To measure the market participation of a trend-following Managed Futures Program or CTA, we adapt two widely used metrics – total open interest and total daily volume traded – and exclude any non-directional calendar-spread related trading activity. To this end, we introduce a systematic method to estimate the share of directional trading activity across asset classes. We find that for equities, fixed income, and currency futures, the calendar-spread related activity is limited, while for commodities and short-term interest rates futures, less than 70% of the open interest represents an outright risk, and less than 50% (for commodities) and 65% (for STIRs) of the reported total volume is directional.
We conclude that, assuming the size of the trend-following industry at approximately $300bn, trend-following CTAs account on average for less than 10% of the total directional open interest and less than 1% of the total directional traded volume across global futures markets since 2020. We show that the net aggregate notional exposure in equities of trend-followers has evolved in a range between $-100bn and $+500bn over the past three years. This compares to an average global equity market capitalization above $100tn and an average global equity futures open interest of $1.3tn.

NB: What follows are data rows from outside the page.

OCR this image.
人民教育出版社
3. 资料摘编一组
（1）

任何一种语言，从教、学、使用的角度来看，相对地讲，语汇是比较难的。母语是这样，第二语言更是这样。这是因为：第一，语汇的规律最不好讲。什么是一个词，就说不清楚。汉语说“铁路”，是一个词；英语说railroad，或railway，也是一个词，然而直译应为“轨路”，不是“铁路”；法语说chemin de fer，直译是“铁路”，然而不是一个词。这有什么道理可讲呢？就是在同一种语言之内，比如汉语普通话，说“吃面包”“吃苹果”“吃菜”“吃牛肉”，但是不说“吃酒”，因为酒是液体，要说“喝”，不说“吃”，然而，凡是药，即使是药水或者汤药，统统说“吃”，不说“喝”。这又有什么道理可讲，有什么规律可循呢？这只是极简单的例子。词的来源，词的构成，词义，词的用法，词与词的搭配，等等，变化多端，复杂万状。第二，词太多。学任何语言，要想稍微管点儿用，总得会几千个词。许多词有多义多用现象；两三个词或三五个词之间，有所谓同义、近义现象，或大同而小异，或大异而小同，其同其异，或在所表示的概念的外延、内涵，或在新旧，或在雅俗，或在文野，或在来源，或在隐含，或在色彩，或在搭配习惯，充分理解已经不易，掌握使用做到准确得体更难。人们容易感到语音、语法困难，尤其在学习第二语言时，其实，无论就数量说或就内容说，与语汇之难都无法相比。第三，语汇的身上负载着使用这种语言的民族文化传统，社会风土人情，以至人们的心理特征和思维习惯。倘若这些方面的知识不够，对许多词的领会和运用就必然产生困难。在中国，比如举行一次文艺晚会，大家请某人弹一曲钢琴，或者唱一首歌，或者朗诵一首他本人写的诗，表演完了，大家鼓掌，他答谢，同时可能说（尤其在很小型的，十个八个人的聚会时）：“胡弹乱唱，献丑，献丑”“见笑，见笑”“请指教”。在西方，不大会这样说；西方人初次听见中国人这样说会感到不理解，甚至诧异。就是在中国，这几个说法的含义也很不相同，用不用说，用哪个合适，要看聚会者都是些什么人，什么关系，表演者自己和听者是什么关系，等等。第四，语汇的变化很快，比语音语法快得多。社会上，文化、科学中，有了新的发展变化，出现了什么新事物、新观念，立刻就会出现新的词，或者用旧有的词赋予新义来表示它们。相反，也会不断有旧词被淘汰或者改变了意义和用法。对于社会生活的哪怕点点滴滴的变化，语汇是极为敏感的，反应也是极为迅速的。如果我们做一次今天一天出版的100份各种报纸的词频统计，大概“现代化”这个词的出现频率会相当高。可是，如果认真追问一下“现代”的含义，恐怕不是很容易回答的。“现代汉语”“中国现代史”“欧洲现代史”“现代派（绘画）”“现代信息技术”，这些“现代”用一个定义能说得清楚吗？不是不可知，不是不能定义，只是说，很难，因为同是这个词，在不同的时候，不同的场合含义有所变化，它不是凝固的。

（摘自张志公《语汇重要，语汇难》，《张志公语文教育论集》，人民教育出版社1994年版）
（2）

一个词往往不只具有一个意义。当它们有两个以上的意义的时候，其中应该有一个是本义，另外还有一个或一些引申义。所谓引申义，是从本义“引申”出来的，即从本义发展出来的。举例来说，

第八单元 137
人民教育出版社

According to our model, the equity market participation of trend-following has never exceeded 3.5% of total futures directional volume measured over any five-day period since 2020, even during periods characterized by extreme changes in positioning, like the sell-off of March 2020 or the bear market rally in summer 2022. Our results do not indicate that trend-following CTAs have grown too large to execute trades effectively in the markets they operate in, nor do they suggest that their size would enable them to move markets significantly in the direction of their trading in any of the asset classes. Moreover, despite the size of the CTA industry increasing more than tenfold since 2000, the market participation has remained in a relatively narrow range (at both aggregate and asset class level), reflecting a simultaneous increase in the capacity of cash and underlying futures markets.
Our results support the thesis that the capacity limit of CTAs in terms of the participation rate is far from being reached. The high liquidity of the underlying markets and the still moderate participation rates suggest that CTAs are unlikely to move underlying market prices significantly.